Ben blinked. His eyes slid along the table toward Jules. Perhaps she knew hostess tricks for a guest who proved a rego ass?
But Clay volunteered. “Tell us, Prince, how do you plan to steal our starships?”
Schauble completed chewing his bite of buttered roll, and swallowed. Then he pointed upward. “I already have one.”
Ben glanced up, and his gaze was arrested. Prosper hung above them encased in a sickly olive glow. His husband abruptly blew out the candles on their end of the table to take a better look through the tent roof without the flame reflection. “What…?”
“No idea,” Cope admitted, still half-risen from his chair.

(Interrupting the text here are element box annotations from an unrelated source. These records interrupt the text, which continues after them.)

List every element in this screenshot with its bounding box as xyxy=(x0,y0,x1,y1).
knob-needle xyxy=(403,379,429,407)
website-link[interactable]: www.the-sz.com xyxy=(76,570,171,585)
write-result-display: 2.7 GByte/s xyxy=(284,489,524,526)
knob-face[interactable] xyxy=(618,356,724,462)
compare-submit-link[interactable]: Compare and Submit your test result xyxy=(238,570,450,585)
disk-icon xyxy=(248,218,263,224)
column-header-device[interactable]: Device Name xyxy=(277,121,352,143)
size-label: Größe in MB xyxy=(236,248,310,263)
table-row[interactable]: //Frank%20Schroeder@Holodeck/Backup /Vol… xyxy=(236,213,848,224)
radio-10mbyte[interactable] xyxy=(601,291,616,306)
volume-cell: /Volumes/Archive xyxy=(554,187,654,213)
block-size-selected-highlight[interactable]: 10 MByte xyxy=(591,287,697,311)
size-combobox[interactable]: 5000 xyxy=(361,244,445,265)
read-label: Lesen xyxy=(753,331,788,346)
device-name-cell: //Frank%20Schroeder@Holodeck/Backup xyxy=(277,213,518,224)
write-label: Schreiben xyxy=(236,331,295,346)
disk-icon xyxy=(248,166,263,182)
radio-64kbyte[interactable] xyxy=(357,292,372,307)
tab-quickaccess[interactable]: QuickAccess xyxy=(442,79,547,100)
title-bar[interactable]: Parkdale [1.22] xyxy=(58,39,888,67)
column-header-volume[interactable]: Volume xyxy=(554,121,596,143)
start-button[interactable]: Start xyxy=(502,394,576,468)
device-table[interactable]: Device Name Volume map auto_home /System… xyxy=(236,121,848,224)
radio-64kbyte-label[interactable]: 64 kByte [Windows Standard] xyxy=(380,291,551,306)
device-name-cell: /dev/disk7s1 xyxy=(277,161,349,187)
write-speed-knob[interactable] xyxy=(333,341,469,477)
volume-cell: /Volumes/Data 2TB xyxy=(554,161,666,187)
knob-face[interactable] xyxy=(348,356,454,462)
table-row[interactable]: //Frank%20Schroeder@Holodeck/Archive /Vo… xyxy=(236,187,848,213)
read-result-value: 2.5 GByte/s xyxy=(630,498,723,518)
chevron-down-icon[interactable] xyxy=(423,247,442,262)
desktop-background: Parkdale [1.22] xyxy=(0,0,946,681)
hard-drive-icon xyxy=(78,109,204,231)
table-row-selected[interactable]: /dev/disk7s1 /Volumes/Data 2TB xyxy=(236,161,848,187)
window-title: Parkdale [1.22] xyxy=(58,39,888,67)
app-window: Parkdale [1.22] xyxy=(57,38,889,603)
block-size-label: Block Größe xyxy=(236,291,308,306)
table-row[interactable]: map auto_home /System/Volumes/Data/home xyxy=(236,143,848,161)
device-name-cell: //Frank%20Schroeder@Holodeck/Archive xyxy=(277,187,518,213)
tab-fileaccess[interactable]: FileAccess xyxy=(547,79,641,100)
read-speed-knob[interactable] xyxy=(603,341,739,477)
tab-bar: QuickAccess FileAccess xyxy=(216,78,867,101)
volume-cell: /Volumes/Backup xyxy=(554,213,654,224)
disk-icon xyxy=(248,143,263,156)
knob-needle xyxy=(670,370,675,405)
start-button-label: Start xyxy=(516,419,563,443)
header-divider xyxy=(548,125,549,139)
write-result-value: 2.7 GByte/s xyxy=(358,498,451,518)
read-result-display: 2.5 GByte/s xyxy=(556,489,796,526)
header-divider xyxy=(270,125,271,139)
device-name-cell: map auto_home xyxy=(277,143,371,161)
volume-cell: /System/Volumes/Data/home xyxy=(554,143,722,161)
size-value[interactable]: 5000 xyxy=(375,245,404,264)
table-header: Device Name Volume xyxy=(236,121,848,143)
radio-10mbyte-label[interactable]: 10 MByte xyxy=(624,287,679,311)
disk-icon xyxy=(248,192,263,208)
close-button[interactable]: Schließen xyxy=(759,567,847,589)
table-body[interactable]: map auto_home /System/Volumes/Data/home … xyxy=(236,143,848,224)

But the ship, with no lights, was drifting downward. The glow that caught it seemed to emanate from the ‘umbrellas’ born by the police and wizards against the wall.
Apparently the hostess playbook covered this eventuality after all. Jules rose to her feet, head bent by the angle of the dome, and took a deep breath, the better to project her outrage. “Prince Schauble! I demand you and Anders leave at once. My husband and I are God-fearing people!”
44
Chuckling darkly, Schauble took to his feet and twisted his ear. Ben stood upright, the only one who could as the head of the table lay under the high ridge of the dome. He shoved his chair out of the way to speed them on their way out.
Schauble clearly couldn’t help himself from crowing. “That is a nullity field, captain. You rely on electronics and radio waves. None operate within that sphere. Your ship is dead. And it is mine.”